Kami menggabungkan Vision AI, input dan analitik AI dari berbagai riset serta teknologi lainnya dalam konsep yang kami sebut VisionAIre. Teknologi ini akan sangat membantu perbankan dalam proses Know Your Customer (KWC) untuk meningkatkan otomasi verifikasi data nasabah. Ini akan meningkatkan akurasi data dan juga efisiensi waktu. Jika sebelumnya proses KYC dilakukan secara manual, melalui e-KYC nasabah hanya perlu memindai dokumen pengenal dan fotonya untuk verifikasi keabsahannya secara otomatis. Teknologi face recognition akan membandingkan antara wajah yang diinput dengan data wajah yang dijadikan sebagai sumber referensi. Dengan begini proses verifikasi bisa dipercepat dari semula 18 menit menjadi hanya satu menit saja.
Dengan semua proses dilakukan secara otomatis dan digitalized, seperti apa tingkat keamanannya?
Untuk pertanyaan itu, kami tidak bisa beretorika. Biar fakta yang menjawabnya. Sejauh ini, teknologi face recognition kami telah mendapat berbagai pengakuan global. Kualitas keamanan teknologi kami mampu bersaing dengan lebih dari 90 perusahaan teknologi AI terkemuka di dunia, seperti dari China dan juga Rusia. Sekadar informasi, teknologi kini telah meraih peringkat ke-25 untuk face recognition vendor test (FRVT) dari National Institute of Standards and Teknology (NIST). Jika ada yang masih awam, NIST ini adalah salah satu lembaga yang bertugas menakar tingkat keamanan berbagai layanan publik yang dipercaya oleh Pemerintah AS. Ini tentu adalah satu capaian yang bisa menggambarkan posisi Nodeflux dalam kancah persaingan perusahaan teknologi di level internasional.
Dengan segala capaian itu, apa yang kini masih ingin dikejar oleh Nodeflux?

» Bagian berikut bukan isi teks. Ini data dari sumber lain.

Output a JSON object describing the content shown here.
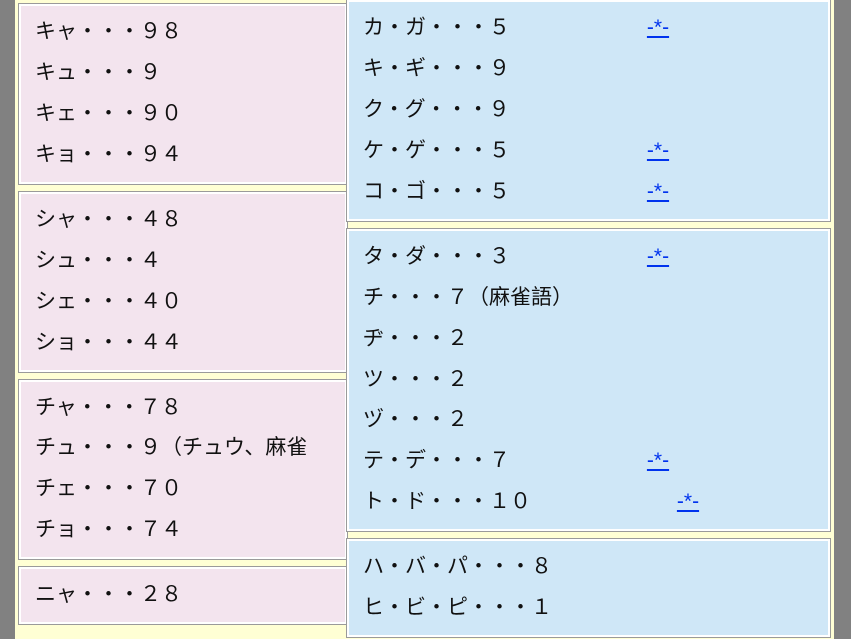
{
  "left_groups": [
    {
      "rows": [
        {
          "text": "キャ・・・９８"
        },
        {
          "text": "キュ・・・９"
        },
        {
          "text": "キェ・・・９０"
        },
        {
          "text": "キョ・・・９４"
        }
      ]
    },
    {
      "rows": [
        {
          "text": "シャ・・・４８"
        },
        {
          "text": "シュ・・・４"
        },
        {
          "text": "シェ・・・４０"
        },
        {
          "text": "ショ・・・４４"
        }
      ]
    },
    {
      "rows": [
        {
          "text": "チャ・・・７８"
        },
        {
          "text": "チュ・・・９（チュウ、麻雀"
        },
        {
          "text": "チェ・・・７０"
        },
        {
          "text": "チョ・・・７４"
        }
      ]
    },
    {
      "rows": [
        {
          "text": "ニャ・・・２８"
        }
      ]
    }
  ],
  "right_groups": [
    {
      "rows": [
        {
          "text": "カ・ガ・・・５",
          "link": "-*-"
        },
        {
          "text": "キ・ギ・・・９"
        },
        {
          "text": "ク・グ・・・９"
        },
        {
          "text": "ケ・ゲ・・・５",
          "link": "-*-"
        },
        {
          "text": "コ・ゴ・・・５",
          "link": "-*-"
        }
      ]
    },
    {
      "rows": [
        {
          "text": "タ・ダ・・・３",
          "link": "-*-"
        },
        {
          "text": "チ・・・７（麻雀語）"
        },
        {
          "text": "ヂ・・・２"
        },
        {
          "text": "ツ・・・２"
        },
        {
          "text": "ヅ・・・２"
        },
        {
          "text": "テ・デ・・・７",
          "link": "-*-"
        },
        {
          "text": "ト・ド・・・１０",
          "link": "-*-",
          "linkShift": true
        }
      ]
    },
    {
      "rows": [
        {
          "text": "ハ・バ・パ・・・８"
        },
        {
          "text": "ヒ・ビ・ピ・・・１"
        }
      ]
    }
  ]
}
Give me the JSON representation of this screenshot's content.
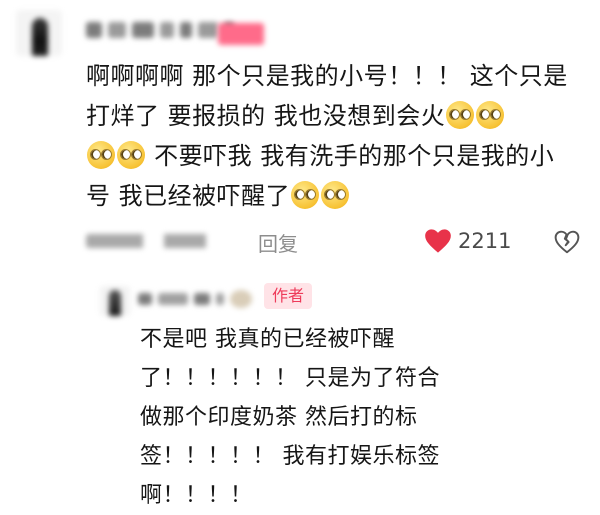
{
  "main_comment": {
    "text": "啊啊啊啊 那个只是我的小号！！！ 这个只是打烊了 要报损的 我也没想到会火",
    "text_2": "不要吓我 我有洗手的那个只是我的小号 我已经被吓醒了",
    "reply_label": "回复",
    "like_count": "2211"
  },
  "reply_comment": {
    "author_badge": "作者",
    "text": "不是吧 我真的已经被吓醒\n了！！！！！！ 只是为了符合做那个印度奶茶 然后打的标签！！！！！ 我有打娱乐标签啊！！！！"
  },
  "colors": {
    "heart": "#e8334a",
    "badge_text": "#ee3b5a",
    "badge_bg": "#ffe3e7"
  },
  "icons": {
    "emoji": "flushed-face-emoji",
    "like": "heart-icon",
    "dislike": "broken-heart-icon"
  }
}
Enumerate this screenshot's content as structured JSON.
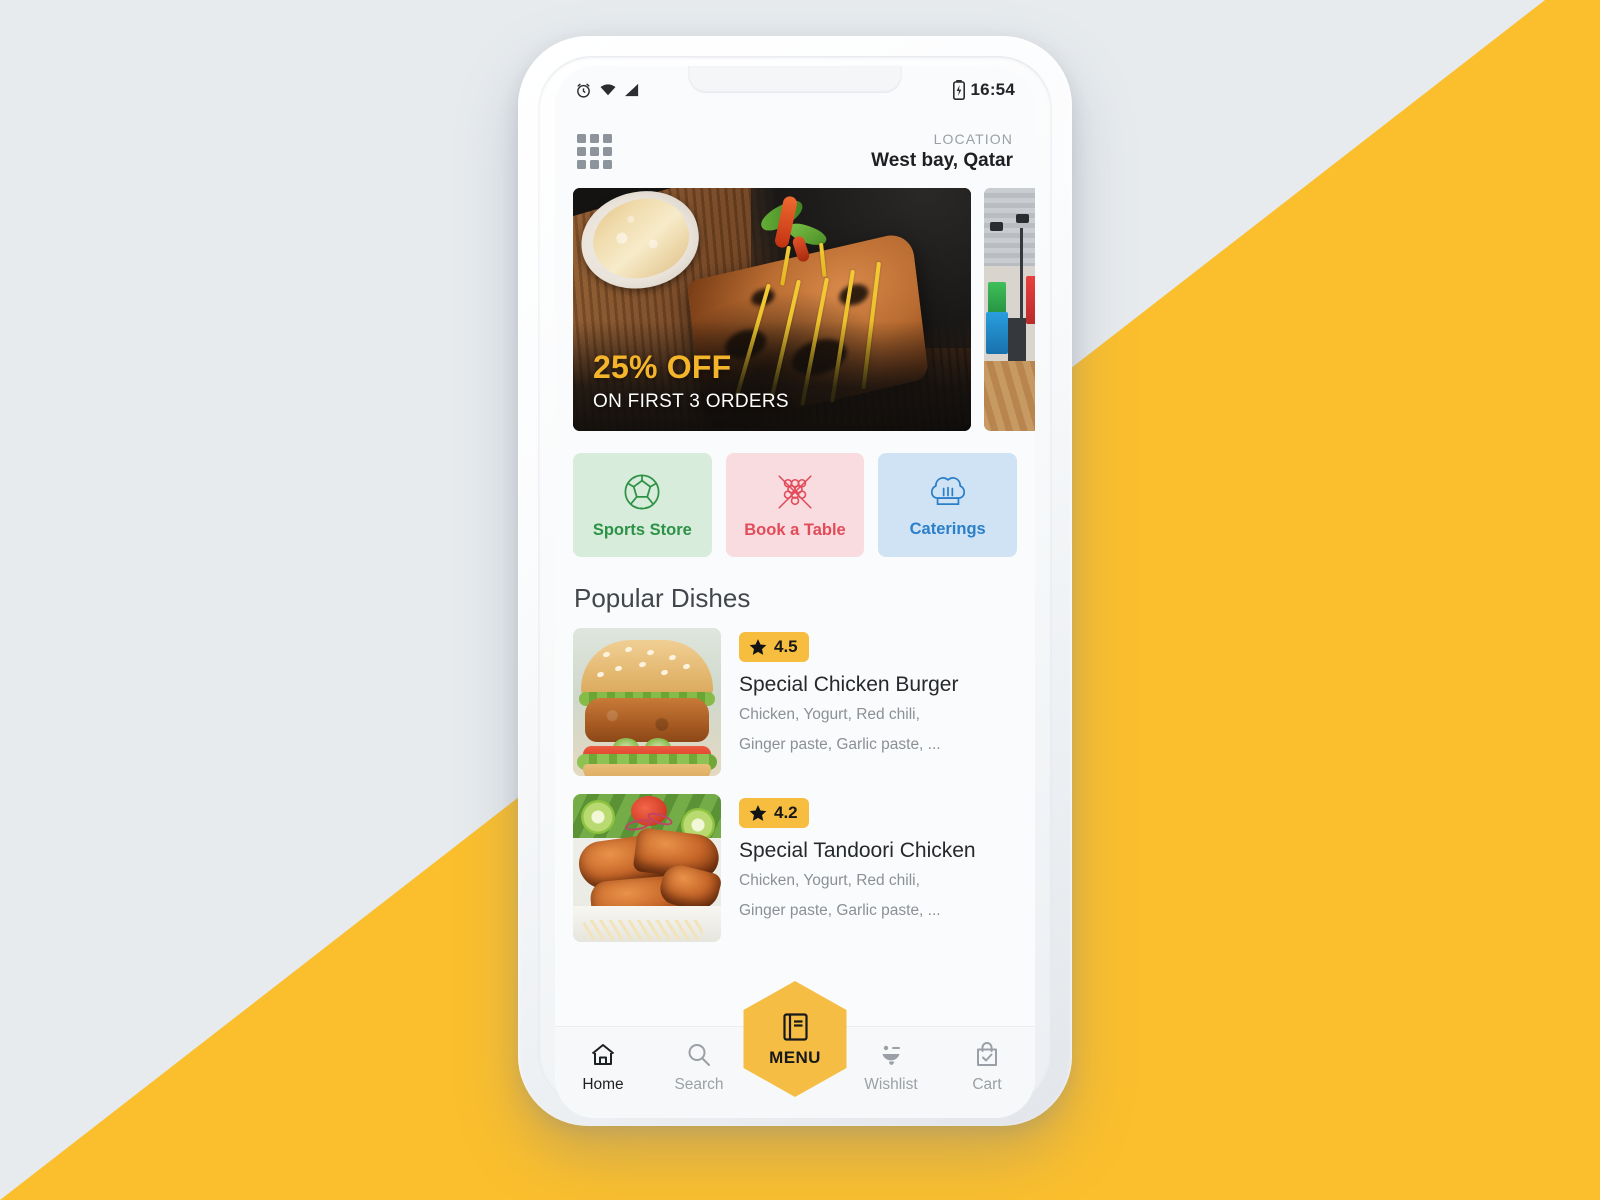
{
  "background": {
    "base_color": "#e7ebee",
    "accent_color": "#fbbf2d"
  },
  "phone": {
    "statusbar": {
      "time": "16:54",
      "icons_left": [
        "alarm-icon",
        "wifi-icon",
        "signal-icon"
      ],
      "icons_right": [
        "battery-charging-icon"
      ]
    },
    "header": {
      "grid_icon": "grid-menu-icon",
      "location_label": "LOCATION",
      "location_value": "West bay, Qatar"
    },
    "banner": {
      "headline": "25% OFF",
      "subline": "ON FIRST 3 ORDERS",
      "headline_color": "#f4b52b"
    },
    "categories": [
      {
        "label": "Sports Store",
        "icon": "soccer-ball-icon",
        "bg": "#d7ecdb",
        "color": "#2d9246"
      },
      {
        "label": "Book a Table",
        "icon": "billiards-rack-icon",
        "bg": "#f8dcdf",
        "color": "#e24b5a"
      },
      {
        "label": "Caterings",
        "icon": "chef-hat-icon",
        "bg": "#cfe3f5",
        "color": "#2b7fc9"
      }
    ],
    "popular": {
      "title": "Popular Dishes",
      "dishes": [
        {
          "rating": "4.5",
          "name": "Special Chicken Burger",
          "desc_line1": "Chicken, Yogurt, Red chili,",
          "desc_line2": "Ginger paste, Garlic paste, ..."
        },
        {
          "rating": "4.2",
          "name": "Special Tandoori Chicken",
          "desc_line1": "Chicken, Yogurt, Red chili,",
          "desc_line2": "Ginger paste, Garlic paste, ..."
        }
      ]
    },
    "bottom_nav": {
      "items": [
        {
          "label": "Home",
          "icon": "home-icon",
          "active": true
        },
        {
          "label": "Search",
          "icon": "search-icon",
          "active": false
        },
        {
          "label": "Wishlist",
          "icon": "winking-face-icon",
          "active": false
        },
        {
          "label": "Cart",
          "icon": "shopping-bag-check-icon",
          "active": false
        }
      ],
      "fab": {
        "label": "MENU",
        "icon": "book-icon",
        "color": "#f6bd44"
      }
    }
  }
}
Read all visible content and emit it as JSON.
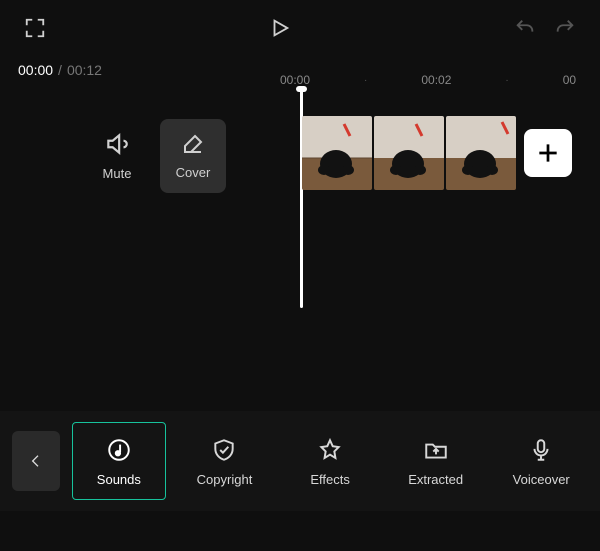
{
  "accent": "#17c29c",
  "timecode": {
    "current": "00:00",
    "duration": "00:12"
  },
  "ruler": {
    "ticks": [
      "00:00",
      "·",
      "00:02",
      "·",
      "00"
    ]
  },
  "track_controls": {
    "mute_label": "Mute",
    "cover_label": "Cover"
  },
  "toolbar": {
    "items": [
      {
        "label": "Sounds"
      },
      {
        "label": "Copyright"
      },
      {
        "label": "Effects"
      },
      {
        "label": "Extracted"
      },
      {
        "label": "Voiceover"
      }
    ]
  },
  "clips": {
    "count": 3
  },
  "add_label": "+"
}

Seperti yang Saya sampaikan di awal, bahwa secara industri AI, big data, face recognition dan semacamnya ini masih sangat baru, terutama di Indonesia. Tantangan kami adalah bagaimana sebisa mungkin menjembatani keberadaan teknologi ini ke industri riil, sehingga dampak dan manfaatnya secara konkret semakin bisa dirasakan lagi di masyarakat. Ada banyak peluang pemanfaatan yang bisa kita kembangkan ke depan. Tinggal bagaimana kemudian setiap peluang ini kita jawab satu per satu sesuai kapasitas dan kemampuan kita saat ini. Dan satu lagi, kami ingin agar masyarakat Indonesia secara umum kini lebih melek teknologi. Sejauh ini kami masih cukup kesulitan untuk mendapatkan talent yang mumpuni dan siap pakai dari dalam negeri. Ini menjadi tantangan kami juga dalam konteks yang lain, yaitu agar dapat ikut berkontribusi untuk terus memperbanyak sumber daya manusia (SDM) di bidang teknologi, karena memang faktanya saat ini masih cukup terbatas. Semoga ke depan Nodeflux dapat menjawab tantangan itu satu per satu secara bertahap. Semoga.